At the summit, DOT leaders presented scenarios for improved transportation to seamlessly move people and goods while protecting our environment, reducing dependence on foreign oil, and creating jobs.
Karen Rae, Deputy Administrator of our Federal Railroad Administration, laid out this scene. Business owners in Raleigh will be able to board trains in the morning, check email and prepare for a full day of customer presentations, sail past DC’s infamous I-95 and Beltway gridlock and avoid the headaches of air travel, arrive on time, and transfer easily to Metro, streetcars, urban circulators, taxis or a car sharing service to reach their appointments throughout the Capital region. After a productive day, an afternoon train will take them back home in time for a late dinner with their families.
A successful day trip to and from a city hours away? Yes, under President Obama's vision for transportation, we can do this.
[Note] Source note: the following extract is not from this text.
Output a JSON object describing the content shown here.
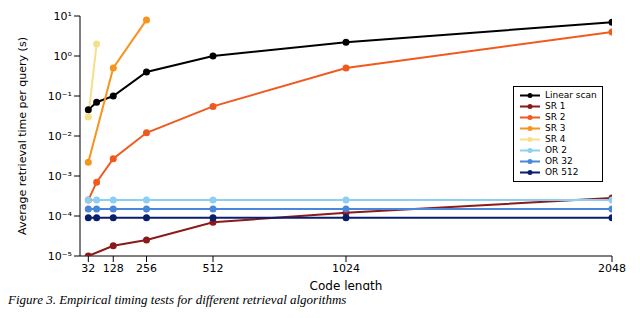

NHTSA Administrator David Strickland had his own vision. In that vision, gas prices in America stop eating up household budgets thanks to strong, but attainable fuel-economy standards put into place by the Obama Administration. Those include the first-ever fuel-economy standards for medium and heavy-duty trucks, saving America's truckers thousands of dollars every year.
Federal Highway Administrator Victor Mendez is similarly optimistic about the state of America's roadways. He presented a future where a community can replace 14 bridges along a heavily trafficked interstate highway in a single summer rather than the four years it used to take. He also sees a day when our roadways themselves will be safer and last longer using state of good repair approaches that actually cost less.
Can we do that? We already are.
At the summit, Craig Middlebrook, Deputy Administrator of the St. Lawrence Seaway Development Corporation, showed why investments in transportation infrastructure make sense. The Seaway's Asset Renewal Program has created jobs and already begun to improve the flow of cargo on that important waterway. The Seaway is a true asset that carries tens of millions of tons of cargo every navigation season in the most fuel-efficient way we have for moving goods: aboard ships.
These DOT leaders showed that a nation's investments in transportation pay valuable short and long-term dividends. The experts who attended the Transportation and Infrastructure Summit this week know that America cannot afford to ignore those benefits.